A new theory has 'This Is Us' fans preparing for the worst.
Unsolved: The Murders of Tupac and The Notorious B.I.G. (10/9c, USA): Attention must be paid, or you might be confused by the way this intricate and compelling 10-part docudrama explores the 1990s shooting deaths of the rap superstars (well played by Marcc Rose as Tupac and Wavyy Jonez as Christopher “Notorious B.I.G.” Wallace). The narrative skips between two separate investigations a decade apart: In 1997, in the immediate wake of Wallace’s murder, dogged LAPD Det. Russell Poole (Jimmi Simpson) seeks connections between the two shootings. In 2006, with the case now cold, a federal task force led by Det. Greg Kading (Josh Duhamel) reopens the mystery, for which no one to date has yet been charged.
Marcc Rose, Wavvy Jones, Bokeem Woodbine, and Josh Duhamel preview USA's docudrama.

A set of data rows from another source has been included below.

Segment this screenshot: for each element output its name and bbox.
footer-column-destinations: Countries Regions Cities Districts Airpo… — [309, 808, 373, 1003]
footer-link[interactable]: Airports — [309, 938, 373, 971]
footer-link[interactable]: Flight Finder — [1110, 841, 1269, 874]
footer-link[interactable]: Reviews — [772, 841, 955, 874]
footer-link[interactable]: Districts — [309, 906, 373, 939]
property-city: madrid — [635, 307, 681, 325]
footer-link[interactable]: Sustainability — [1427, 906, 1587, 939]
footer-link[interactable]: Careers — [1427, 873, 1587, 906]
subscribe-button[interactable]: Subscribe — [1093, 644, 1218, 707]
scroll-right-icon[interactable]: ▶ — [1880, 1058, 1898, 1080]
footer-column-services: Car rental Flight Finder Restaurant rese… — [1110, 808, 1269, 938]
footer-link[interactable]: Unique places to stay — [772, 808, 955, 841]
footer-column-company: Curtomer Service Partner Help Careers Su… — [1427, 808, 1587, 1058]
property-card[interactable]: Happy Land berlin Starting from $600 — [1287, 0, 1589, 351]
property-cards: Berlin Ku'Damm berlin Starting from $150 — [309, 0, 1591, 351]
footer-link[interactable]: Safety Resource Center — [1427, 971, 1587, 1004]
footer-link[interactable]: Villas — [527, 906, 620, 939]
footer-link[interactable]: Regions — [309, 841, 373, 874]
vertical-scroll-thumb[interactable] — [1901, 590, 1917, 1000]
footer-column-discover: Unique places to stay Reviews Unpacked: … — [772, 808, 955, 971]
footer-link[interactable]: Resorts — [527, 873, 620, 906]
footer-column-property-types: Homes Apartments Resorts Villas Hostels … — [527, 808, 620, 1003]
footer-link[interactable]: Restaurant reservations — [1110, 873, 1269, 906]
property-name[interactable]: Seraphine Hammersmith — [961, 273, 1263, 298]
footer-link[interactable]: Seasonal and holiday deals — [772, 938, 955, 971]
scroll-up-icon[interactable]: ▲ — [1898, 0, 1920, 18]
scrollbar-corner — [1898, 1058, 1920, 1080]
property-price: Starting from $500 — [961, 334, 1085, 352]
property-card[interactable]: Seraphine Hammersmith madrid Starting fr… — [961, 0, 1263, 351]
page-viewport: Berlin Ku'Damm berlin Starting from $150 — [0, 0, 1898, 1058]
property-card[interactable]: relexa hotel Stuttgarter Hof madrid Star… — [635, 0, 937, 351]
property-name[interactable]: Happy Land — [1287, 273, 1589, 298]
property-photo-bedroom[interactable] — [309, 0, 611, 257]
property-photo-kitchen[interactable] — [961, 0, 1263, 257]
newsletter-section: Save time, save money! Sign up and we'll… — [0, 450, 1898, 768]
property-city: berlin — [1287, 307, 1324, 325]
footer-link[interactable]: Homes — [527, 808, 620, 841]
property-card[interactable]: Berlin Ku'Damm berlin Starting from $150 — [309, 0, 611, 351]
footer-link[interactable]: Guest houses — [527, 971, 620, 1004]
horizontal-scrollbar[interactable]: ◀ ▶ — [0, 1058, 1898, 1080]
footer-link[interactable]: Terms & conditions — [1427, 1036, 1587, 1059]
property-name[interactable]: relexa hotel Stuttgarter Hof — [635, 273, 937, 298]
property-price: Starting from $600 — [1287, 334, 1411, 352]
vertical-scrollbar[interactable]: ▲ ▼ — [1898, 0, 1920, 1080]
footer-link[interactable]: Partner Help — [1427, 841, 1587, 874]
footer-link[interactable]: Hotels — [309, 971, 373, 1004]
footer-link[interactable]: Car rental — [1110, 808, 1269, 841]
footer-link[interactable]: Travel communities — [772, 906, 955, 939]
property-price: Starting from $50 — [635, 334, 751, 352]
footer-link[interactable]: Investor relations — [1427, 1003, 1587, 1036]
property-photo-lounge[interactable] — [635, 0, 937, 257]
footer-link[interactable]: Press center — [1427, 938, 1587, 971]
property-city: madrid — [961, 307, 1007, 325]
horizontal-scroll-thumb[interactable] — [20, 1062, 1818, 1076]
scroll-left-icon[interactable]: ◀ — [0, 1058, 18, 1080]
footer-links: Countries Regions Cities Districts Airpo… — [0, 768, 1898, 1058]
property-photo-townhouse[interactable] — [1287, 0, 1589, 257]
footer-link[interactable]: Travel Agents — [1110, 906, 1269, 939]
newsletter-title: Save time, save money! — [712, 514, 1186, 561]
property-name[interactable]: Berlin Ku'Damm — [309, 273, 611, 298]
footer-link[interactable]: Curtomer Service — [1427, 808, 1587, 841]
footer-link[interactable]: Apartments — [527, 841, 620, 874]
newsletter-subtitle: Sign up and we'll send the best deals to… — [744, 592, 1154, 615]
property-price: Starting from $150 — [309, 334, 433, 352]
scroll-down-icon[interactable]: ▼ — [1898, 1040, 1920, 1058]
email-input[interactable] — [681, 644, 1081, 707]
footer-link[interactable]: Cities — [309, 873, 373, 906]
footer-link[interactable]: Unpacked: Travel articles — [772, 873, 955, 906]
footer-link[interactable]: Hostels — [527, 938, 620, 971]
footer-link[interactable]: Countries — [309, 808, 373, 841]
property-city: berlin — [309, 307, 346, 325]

Inside Tuesday TV: Will the success of Black Panther at the movies have an impact on The CW’s more modestly scaled Black Lightning (9/8c)? This week, Jefferson/aka Lightning (Cress Williams) continues to hunt for his father’s killer, while his daughters deal with their own emerging powers. … Marlon Wayans delivers his first stand-up comedy special for Netflix, Marlon Wayans: Woke-ish, tackling topical subjects including politics and racism from MGM’s National Harbor’s The Theater in Washington, D.C. … Taped earlier this month at Harlem’s Apollo Theater, Oprah’s Super Soul Conversations (10/9c, OWN) features highlights from Oprah Winfrey’s one-on-one conversations with cultural influencers including Hamilton’s Lin-Manuel Miranda, Get Out’s Jordan Peele, late-night hosts Trevor Noah and Stephen Colbert, 2 Dope Queens’ Jessica Williams and Phoebe Robinson, grown-ish star Yara Shahidi and actress/activist Salma Hayek Pinault.